Base64 Encoder / Decoder
Encode text to base64 or decode base64 back to text. Supports UTF-8, URL-safe alphabet, and optional padding. Runs locally in your browser.
Encode and decode base64
Conversion runs locally in your browser. Nothing is sent to a server.
Frequently Asked Questions about the Base64 Encoder / Decoder
What is base64 encoding?
Base64 is a way to represent binary data using only 64 printable ASCII characters (A-Z, a-z, 0-9, plus '+' and '/'). It is used to embed images in CSS, send binary data through text-only channels like email, and pack credentials into URLs and JSON.
Does base64 encrypt my data?
No. Base64 is encoding, not encryption. Anyone can decode a base64 string back to the original bytes in seconds. Never use it to hide passwords, API keys, or anything else that needs to stay secret. For that you want real encryption like AES-GCM.

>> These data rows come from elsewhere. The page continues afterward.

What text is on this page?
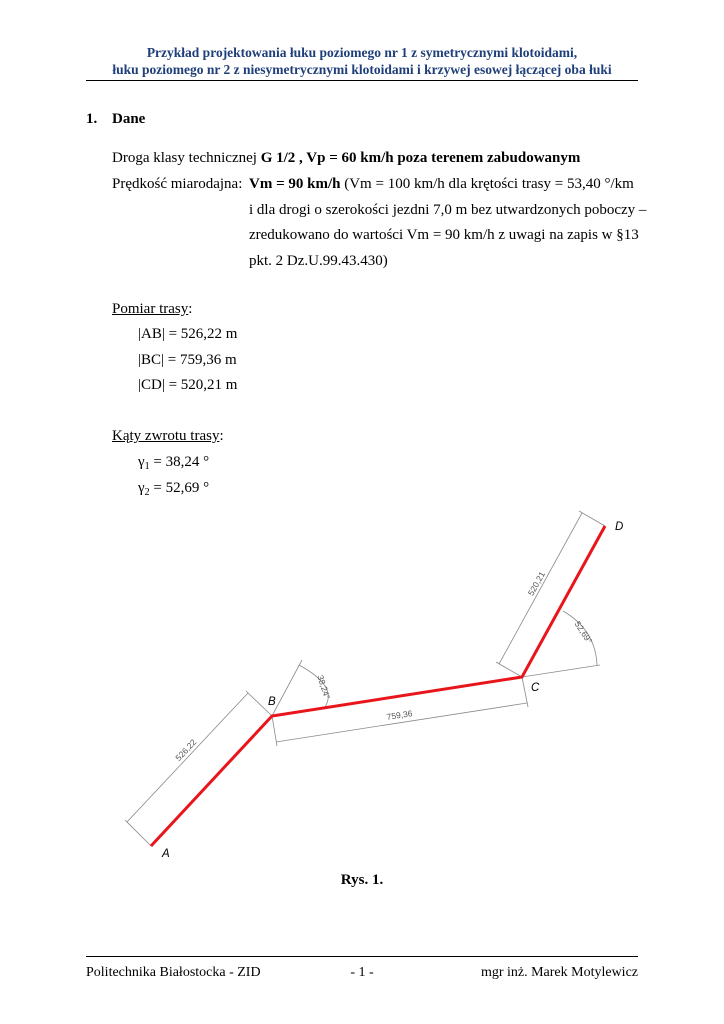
Przykład projektowania łuku poziomego nr 1 z symetrycznymi klotoidami,
łuku poziomego nr 2 z niesymetrycznymi klotoidami i krzywej esowej łączącej oba łuki
1. Dane
Droga klasy technicznej G 1/2 , Vp = 60 km/h poza terenem zabudowanym
Prędkość miarodajna: Vm = 90 km/h (Vm = 100 km/h dla krętości trasy = 53,40 °/km
i dla drogi o szerokości jezdni 7,0 m bez utwardzonych poboczy –
zredukowano do wartości Vm = 90 km/h z uwagi na zapis w §13
pkt. 2 Dz.U.99.43.430)
Pomiar trasy:
|AB| = 526,22 m
|BC| = 759,36 m
|CD| = 520,21 m
Kąty zwrotu trasy:
$\gamma_1 = 38,24$ °
$\gamma_2 = 52,69$ °
526,22
759,36
520,21
38,24°
52,69°
A
B
C
D
Rys. 1.
Politechnika Białostocka - ZID	- 1 -	mgr inż. Marek Motylewicz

What is the difference between standard and URL-safe base64?
Standard base64 uses '+' and '/' as its last two characters, which have to be percent-encoded inside URLs and break filenames on most systems. URL-safe base64 (RFC 4648 section 5) swaps them for '-' and '_' so the output drops straight into URLs, JSON Web Tokens, and file paths without further escaping.
Why does my encoded string end with one or two equals signs?

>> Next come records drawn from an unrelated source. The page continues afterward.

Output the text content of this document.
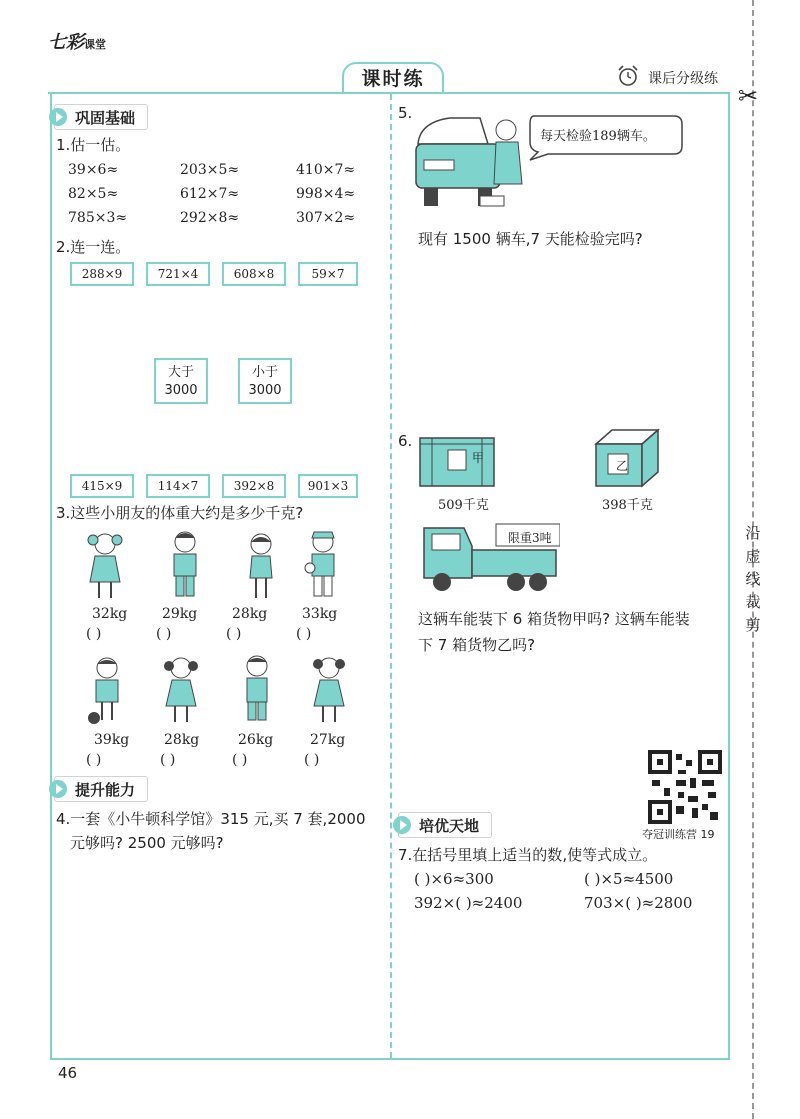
七彩课堂
课时练	课后分级练
✂
沿
虚
线
裁
剪
巩固基础
1.估一估。
39×6≈	203×5≈	410×7≈
82×5≈	612×7≈	998×4≈
785×3≈	292×8≈	307×2≈
2.连一连。
288×9	721×4	608×8	59×7
大于
3000
小于
3000
415×9	114×7	392×8	901×3
3.这些小朋友的体重大约是多少千克?
32kg 29kg 28kg 33kg
( )	( )	( )	( )
39kg 28kg	26kg	27kg
( )	( )	( )	( )
提升能力
4.一套《小牛顿科学馆》315 元,买 7 套,2000
元够吗? 2500 元够吗?
5.
每天检验189辆车。
现有 1500 辆车,7 天能检验完吗?
6.
甲
509千克
乙
398千克
限重3吨
这辆车能装下 6 箱货物甲吗? 这辆车能装
下 7 箱货物乙吗?
夺冠训练营 19
培优天地
7.在括号里填上适当的数,使等式成立。
( )×6≈300	( )×5≈4500
392×( )≈2400	703×( )≈2800
46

Base64 packs every three input bytes into four output characters. When the input length is not a multiple of three, the encoder pads the last group with '=' so the output stays a multiple of four. One leftover byte produces two '=' chars; two leftover bytes produce one. Stripping the padding is safe as long as the decoder accepts unpadded input, which most do.
Can base64 handle non-English characters like accented letters or emoji?
Yes, but only if the text is first converted to UTF-8 bytes, which this tool does for you. Accented letters become 2-byte sequences, common emoji become 4-byte sequences, and each byte gets packed into the base64 output. Old browser tricks like btoa(str) crash on anything outside Latin-1, which is why this tool runs the text through TextEncoder before encoding.